Details of the Vancouver package have yet to be finalised. But ideas under discussion include a fund to assist young Russian businessmen, aid for Russia's decrepit oil and gas industry, help with currency stabilisation and the rescheduling of much of the dollars 80bn ( pounds 54bn) of foreign debt inherited from the Soviet Union.
The European Commission also attempted to throw President Yeltsin a lifeline yesterday by proposing a free- trade agreement as a way of keeping Russia on the path of economic and democratic reform. But it remains to be seen if member states, some deeply sceptical, will respond positively.
In a speech at the American University before his 45-minute meeting with Mr Clinton, the Russian Foreign Minister set out Moscow's agenda, urging the United States to use Vancouver to build a 'concrete programme of co-operation' between a democratic Russia and the West, 'with no double standards'.
As well as debt relief and a Western go-ahead for a dollars 6bn stabilisation fund for the rouble, Mr Kozyrev demanded an end to restrictions on trade in security and computer equipment dating back to Soviet days, open access to world high-technology markets - not least those for arms and nuclear energy - for Russian exporters, and a firm timetable for Russian membership of the Group of Seven.
As he left the White House, Mr Kozyrev sounded optimistic, if vague on detail. 'I'm truly convinced that the Vancouver summit will mark the passage from partnership in political interests to real, across-the-board action and co-operation.'
First though, Washington must reach agreement with its own allies on the aid package - hence Mr Clinton's 30-minute phone call to Mr Major, and a discussion with Brian Mulroney, the Canadian Prime Minister. The previous evening he held a two- hour session with top advisers, again exclusively devoted to Russia, and the tricky matter of selling aid to Moscow to a largely sceptical US public.
Russia inevitably was also top of Douglas Hurd's agenda, as the Foreign Minister began a two-day visit to the US, during which he will reiterate Britain's support for speedy help for Mr Yeltsin during a series of meetings with Mr Clinton's national security advisers and Congressional leaders.
The European Commission has asked for a change in its negotiating mandate from member states to include a reference to a possible future free-trade accord with Russia. But Brussels emphasised that such a development could occur only 'when economic and political circumstances in Russia are suitable'.
Jacques Attali, head of the European Bank for Reconstruction and Development, has been urging the Commission into action for months, even circulating a draft free-trade agreement for Russia and the rest of the former Soviet Union, modelled after the North American free-trade deal. Mr Attali said yesterday that he hoped the EC would do more than 'play with words' and that it would quickly negotiate a deal complete with transition periods and protection for fragile industries.
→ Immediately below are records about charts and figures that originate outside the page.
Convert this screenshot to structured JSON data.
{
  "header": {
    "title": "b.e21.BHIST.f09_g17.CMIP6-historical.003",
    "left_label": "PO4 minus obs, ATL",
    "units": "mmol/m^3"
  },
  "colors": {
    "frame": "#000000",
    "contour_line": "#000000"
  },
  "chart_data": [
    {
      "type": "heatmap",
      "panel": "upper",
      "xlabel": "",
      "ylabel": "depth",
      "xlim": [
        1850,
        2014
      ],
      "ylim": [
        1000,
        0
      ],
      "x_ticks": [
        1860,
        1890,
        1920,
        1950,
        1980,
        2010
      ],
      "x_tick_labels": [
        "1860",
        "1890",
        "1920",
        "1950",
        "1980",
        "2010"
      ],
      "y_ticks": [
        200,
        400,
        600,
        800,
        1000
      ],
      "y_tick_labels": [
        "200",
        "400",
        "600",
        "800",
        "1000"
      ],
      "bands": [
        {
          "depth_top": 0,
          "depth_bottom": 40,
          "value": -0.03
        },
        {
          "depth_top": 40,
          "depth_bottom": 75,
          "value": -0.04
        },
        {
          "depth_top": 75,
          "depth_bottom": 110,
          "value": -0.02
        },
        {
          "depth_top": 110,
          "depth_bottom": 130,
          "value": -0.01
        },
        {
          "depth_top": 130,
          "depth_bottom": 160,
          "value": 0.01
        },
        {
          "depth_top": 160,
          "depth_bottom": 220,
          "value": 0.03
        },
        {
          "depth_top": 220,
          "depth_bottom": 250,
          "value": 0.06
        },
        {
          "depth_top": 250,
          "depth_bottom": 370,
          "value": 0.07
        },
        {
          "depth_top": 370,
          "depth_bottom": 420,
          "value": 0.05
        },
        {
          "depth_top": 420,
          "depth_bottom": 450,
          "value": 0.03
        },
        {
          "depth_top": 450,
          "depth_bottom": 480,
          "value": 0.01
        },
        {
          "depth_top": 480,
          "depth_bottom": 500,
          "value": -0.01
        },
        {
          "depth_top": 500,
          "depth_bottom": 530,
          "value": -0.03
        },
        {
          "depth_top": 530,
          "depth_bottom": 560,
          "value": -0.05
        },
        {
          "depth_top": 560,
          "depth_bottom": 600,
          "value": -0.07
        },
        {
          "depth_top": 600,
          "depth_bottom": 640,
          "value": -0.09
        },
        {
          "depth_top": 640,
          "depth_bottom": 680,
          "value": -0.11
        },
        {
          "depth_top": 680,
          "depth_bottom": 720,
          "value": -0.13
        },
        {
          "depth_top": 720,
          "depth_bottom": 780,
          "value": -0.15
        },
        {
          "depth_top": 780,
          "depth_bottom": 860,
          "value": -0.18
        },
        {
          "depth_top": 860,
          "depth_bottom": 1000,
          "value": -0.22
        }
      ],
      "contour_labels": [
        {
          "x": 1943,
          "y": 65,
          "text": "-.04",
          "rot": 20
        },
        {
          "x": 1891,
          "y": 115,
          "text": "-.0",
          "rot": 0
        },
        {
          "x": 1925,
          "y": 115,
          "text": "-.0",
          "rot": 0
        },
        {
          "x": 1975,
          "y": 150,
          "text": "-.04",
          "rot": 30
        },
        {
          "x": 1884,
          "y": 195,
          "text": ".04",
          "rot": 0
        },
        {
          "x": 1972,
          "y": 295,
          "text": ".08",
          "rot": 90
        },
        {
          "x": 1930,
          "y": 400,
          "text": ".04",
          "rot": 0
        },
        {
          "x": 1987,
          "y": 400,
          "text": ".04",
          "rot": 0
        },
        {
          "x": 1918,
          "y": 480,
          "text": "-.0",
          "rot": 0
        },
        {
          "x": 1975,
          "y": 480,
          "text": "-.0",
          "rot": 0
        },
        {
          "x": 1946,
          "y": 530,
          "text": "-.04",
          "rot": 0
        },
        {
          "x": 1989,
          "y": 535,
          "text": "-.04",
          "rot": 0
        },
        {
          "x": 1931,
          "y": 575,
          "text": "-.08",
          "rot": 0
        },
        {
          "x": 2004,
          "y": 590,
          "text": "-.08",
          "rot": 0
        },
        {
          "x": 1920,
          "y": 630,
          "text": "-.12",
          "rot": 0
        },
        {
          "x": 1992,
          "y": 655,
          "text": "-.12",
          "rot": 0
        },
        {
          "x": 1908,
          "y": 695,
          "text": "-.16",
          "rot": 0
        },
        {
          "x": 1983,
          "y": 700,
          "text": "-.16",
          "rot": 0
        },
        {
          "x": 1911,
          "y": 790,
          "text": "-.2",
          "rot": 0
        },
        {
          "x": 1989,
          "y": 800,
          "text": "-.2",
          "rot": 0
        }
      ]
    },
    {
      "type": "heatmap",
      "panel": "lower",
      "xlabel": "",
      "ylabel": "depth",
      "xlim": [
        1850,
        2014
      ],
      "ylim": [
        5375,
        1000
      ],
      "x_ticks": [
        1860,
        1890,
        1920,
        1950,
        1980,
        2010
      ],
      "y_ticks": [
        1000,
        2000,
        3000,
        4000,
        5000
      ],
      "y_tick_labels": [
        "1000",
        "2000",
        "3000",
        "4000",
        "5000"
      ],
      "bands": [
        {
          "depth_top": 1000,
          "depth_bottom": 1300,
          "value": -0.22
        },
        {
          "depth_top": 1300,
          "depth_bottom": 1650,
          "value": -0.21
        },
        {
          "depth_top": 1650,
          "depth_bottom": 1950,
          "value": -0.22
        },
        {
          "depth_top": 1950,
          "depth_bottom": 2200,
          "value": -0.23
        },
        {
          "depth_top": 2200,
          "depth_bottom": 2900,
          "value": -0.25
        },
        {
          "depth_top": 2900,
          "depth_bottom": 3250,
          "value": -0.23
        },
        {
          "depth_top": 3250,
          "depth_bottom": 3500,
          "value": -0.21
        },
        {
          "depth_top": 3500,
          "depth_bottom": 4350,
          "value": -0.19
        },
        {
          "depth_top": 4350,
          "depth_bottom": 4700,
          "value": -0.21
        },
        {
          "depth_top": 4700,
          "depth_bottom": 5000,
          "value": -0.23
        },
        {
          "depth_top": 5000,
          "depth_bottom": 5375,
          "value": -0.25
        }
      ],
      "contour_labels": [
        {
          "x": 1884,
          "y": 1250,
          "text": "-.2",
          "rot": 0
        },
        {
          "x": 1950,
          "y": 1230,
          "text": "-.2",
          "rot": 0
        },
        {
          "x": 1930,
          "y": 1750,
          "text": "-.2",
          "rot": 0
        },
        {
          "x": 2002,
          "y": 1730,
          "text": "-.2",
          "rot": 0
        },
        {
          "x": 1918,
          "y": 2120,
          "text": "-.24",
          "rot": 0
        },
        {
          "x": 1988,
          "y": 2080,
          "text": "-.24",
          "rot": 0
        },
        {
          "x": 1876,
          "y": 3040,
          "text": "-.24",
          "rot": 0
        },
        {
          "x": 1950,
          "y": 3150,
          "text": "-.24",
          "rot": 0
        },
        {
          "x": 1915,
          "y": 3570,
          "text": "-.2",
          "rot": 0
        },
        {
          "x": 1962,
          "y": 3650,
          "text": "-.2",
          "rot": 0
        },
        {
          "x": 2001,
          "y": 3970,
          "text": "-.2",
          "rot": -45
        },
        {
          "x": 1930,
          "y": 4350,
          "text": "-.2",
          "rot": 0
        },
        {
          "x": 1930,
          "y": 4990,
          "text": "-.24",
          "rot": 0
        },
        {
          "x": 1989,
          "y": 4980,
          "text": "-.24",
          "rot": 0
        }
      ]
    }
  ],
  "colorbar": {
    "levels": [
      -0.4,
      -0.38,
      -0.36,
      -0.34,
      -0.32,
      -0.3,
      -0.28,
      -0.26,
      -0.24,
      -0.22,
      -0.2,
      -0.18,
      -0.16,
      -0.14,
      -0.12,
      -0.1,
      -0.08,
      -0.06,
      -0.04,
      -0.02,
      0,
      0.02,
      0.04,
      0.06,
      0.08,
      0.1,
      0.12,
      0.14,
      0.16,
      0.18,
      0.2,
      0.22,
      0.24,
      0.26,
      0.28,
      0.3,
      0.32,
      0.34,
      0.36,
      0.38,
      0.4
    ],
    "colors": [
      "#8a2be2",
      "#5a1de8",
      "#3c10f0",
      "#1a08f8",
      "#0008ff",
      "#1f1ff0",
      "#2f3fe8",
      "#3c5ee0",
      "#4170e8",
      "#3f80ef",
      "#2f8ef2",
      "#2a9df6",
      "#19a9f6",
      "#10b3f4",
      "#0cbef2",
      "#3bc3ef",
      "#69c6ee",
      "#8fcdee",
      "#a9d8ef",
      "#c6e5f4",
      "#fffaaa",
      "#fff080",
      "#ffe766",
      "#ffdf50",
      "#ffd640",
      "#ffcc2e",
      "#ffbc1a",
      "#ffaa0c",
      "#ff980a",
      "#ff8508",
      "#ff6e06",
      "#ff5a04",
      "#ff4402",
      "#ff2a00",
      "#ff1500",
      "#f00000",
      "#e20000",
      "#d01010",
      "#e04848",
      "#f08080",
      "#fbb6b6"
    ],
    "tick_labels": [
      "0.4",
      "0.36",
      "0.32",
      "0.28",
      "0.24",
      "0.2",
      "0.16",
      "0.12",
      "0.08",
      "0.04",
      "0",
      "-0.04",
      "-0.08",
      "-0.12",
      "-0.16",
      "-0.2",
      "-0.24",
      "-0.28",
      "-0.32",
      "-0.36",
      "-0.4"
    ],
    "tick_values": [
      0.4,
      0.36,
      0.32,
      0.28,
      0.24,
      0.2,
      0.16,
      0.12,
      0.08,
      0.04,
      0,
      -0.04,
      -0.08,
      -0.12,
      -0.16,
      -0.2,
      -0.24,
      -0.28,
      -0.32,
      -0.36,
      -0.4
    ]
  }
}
The Commission said that Russia would have to fulfil all obligations under Gatt (General Agreement on Tariffs and Trade), which it has not yet joined. The European Commissioner for External Political Relations, Hans van den Broek, played down expectations of an early agreement on a trade pact, telling a news conference: 'I don't think we should have the illusion that all this can be obtained, let's say, in a year's time. There is a lot to be done in Russia regarding the recovery of the economy there.'
The EC proposal will be considered by EC foreign ministers when they meet next week and then by heads of government in June. The promise of a free-trade zone is conditional on economic and political circumstances in Russia and thus is a political signal that the EC supports Mr Yeltsin's attempts at reform. 'It is not a specific message of support to Yeltsin the man as to the process of democratisation that he is trying to set in train,' a Commission source said yesterday.
Of all the former Soviet states, Russia is the furthest advanced in terms of negotiating a trade accord with the EC similar to those signed with other East European states. The clause relating to free trade was produced after foreign ministers, wary of the deteriorating political climate in Russia, asked the Commission to widen the scope of what the EC could offer.